Israel's Cabinet has decided to step up its military offensive against the Palestinians in response to a fresh suicide bomb and shooting attack that left 13 Israelis dead and more than 100 wounded.

Within hours of the two attacks, Israel launched an air and sea attack on Palestinian leader Yasser Arafat's showpiece headquarters in Gaza, completely destroying the building where Mr. Arafat used to greet world leaders. But the destruction of the greatest symbol of Palestinian authority was apparently considered an insufficient response for Israel's Cabinet. In its regular session, it backed an intensification of military actions in the West Bank and Gaza Strip.

An Israeli government official says the response to Palestinian attacks would be "in line with strategy already approved: continuous operations aimed at stopping the attacks."

There seems little hope of the violence ending soon, but Israeli Prime Minister Ariel Sharon says he will do everything in his power to halt the conflict. While saying he considers that Israel is now at war with the Palestinians, he has offered to consider a cease-fire without waiting for a calm period of at least seven days, a condition he has always insisted on in the past.

Jerusalem Mayor Ehud Olmert, speaking at the scene of the bombing, said the international community should stop criticizing Israel for defending itself. He said it is very easy to give advice from another part of the world. "It is entirely different when you have to face these people right here and these people do not listen to all these compromises and all these advises and all these analyses of political complications," Mr.
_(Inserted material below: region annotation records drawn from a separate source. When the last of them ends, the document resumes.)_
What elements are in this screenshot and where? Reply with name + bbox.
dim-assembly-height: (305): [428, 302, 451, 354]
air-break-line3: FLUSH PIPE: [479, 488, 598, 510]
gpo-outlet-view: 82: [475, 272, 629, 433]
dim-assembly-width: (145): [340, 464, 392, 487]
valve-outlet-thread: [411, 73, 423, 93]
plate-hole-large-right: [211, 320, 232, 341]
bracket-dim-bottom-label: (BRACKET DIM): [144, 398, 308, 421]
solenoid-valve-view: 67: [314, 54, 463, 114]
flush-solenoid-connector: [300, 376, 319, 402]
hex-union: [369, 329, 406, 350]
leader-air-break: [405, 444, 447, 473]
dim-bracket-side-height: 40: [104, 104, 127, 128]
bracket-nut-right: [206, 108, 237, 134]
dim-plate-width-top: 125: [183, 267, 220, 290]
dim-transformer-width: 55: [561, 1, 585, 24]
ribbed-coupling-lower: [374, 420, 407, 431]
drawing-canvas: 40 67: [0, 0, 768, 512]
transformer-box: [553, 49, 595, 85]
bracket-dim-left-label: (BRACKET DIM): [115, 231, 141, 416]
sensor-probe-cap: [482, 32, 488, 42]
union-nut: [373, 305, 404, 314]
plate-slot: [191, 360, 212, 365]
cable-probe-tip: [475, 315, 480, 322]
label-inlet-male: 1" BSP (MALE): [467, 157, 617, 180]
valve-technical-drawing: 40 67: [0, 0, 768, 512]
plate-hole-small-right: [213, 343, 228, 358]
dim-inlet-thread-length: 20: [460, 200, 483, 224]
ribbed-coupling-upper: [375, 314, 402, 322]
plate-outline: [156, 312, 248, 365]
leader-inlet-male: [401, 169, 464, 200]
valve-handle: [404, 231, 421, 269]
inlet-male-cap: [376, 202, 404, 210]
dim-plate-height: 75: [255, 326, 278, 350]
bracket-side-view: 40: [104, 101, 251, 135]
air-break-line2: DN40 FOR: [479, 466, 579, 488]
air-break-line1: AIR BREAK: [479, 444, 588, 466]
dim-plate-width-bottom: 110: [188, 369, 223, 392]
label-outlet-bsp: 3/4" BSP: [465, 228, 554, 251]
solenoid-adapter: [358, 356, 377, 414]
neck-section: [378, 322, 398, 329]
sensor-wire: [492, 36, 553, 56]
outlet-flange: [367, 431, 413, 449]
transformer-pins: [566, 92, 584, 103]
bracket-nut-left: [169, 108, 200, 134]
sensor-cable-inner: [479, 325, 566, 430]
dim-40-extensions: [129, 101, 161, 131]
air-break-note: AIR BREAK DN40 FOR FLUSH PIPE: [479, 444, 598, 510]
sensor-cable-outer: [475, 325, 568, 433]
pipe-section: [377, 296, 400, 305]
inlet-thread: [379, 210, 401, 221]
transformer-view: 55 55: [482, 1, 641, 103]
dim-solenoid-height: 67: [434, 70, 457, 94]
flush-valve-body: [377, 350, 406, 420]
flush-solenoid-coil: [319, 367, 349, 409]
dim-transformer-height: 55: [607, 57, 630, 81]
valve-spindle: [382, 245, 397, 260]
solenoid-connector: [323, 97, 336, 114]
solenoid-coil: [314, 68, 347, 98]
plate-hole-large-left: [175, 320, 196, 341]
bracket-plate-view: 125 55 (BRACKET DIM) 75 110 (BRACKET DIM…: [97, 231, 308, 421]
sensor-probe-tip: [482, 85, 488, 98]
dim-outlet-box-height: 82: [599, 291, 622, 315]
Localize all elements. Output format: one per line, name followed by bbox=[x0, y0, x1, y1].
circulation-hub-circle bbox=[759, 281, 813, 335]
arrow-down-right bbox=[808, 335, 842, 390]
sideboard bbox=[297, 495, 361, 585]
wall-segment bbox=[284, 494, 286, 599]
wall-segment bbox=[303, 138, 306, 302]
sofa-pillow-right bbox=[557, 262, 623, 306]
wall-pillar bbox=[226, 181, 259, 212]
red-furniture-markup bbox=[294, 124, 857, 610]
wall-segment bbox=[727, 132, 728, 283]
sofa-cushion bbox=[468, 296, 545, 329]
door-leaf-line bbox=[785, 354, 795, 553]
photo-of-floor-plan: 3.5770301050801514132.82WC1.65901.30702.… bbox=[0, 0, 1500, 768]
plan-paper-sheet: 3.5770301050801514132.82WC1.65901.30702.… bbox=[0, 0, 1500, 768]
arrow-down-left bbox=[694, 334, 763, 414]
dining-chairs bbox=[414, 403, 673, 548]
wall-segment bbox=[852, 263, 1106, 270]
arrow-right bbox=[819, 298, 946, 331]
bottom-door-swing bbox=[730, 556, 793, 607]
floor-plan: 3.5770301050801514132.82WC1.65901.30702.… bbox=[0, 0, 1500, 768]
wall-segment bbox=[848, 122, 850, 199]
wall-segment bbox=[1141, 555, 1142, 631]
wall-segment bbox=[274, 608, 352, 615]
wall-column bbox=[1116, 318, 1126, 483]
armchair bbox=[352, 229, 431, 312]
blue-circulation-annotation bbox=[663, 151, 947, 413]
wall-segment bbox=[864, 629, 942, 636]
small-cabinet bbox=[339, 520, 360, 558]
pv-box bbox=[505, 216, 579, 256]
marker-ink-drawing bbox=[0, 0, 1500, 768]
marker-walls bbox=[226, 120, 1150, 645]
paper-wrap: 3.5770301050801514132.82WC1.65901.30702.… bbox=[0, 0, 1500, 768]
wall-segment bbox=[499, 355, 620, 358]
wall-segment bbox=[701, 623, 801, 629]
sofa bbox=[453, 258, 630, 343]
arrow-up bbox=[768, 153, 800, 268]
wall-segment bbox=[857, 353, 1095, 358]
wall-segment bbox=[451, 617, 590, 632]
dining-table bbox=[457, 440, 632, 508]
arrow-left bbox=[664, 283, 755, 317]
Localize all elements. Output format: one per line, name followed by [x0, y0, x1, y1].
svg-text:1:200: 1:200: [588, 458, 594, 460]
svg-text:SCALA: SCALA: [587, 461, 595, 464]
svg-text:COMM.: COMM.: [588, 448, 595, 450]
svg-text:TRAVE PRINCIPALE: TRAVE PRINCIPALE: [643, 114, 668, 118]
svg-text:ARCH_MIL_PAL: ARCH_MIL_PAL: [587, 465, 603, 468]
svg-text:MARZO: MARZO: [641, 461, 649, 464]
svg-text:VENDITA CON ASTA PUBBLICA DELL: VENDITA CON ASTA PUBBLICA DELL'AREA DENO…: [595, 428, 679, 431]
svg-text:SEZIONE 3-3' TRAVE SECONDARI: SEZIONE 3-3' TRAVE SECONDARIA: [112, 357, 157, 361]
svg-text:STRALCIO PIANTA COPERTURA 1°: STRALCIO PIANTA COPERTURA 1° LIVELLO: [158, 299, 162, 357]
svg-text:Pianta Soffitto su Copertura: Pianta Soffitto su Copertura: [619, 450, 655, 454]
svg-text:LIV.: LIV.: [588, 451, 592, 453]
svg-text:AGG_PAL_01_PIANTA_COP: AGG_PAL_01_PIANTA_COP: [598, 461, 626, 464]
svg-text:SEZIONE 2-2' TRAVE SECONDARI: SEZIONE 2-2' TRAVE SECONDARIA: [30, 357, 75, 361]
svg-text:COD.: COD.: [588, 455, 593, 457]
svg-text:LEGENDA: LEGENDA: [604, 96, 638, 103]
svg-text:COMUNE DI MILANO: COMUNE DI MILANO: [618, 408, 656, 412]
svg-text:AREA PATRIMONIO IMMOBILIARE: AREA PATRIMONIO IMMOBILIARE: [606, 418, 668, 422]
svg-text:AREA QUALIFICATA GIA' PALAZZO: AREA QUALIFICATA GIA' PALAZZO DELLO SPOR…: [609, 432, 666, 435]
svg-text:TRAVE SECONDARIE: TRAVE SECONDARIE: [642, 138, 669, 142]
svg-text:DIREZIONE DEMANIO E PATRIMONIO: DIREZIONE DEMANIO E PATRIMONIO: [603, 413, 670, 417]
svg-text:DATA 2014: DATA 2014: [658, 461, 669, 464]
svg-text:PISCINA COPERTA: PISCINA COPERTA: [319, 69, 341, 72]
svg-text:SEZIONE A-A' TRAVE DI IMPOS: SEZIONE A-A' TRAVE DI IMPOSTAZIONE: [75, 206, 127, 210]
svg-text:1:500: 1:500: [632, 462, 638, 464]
Olmert said. "They want blood, and they want Jewish blood, and they want it as much as possible and that is what they are after."

Prime Minister Sharon says he welcomes a planned visit to the region later this week by U.S. Special Envoy Anthony Zinni.

The retired Marine Corps general is expected to call for the two sides to implement a cease-fire agreement mediated last year by the head of the Central Intelligence Agency, George Tenet.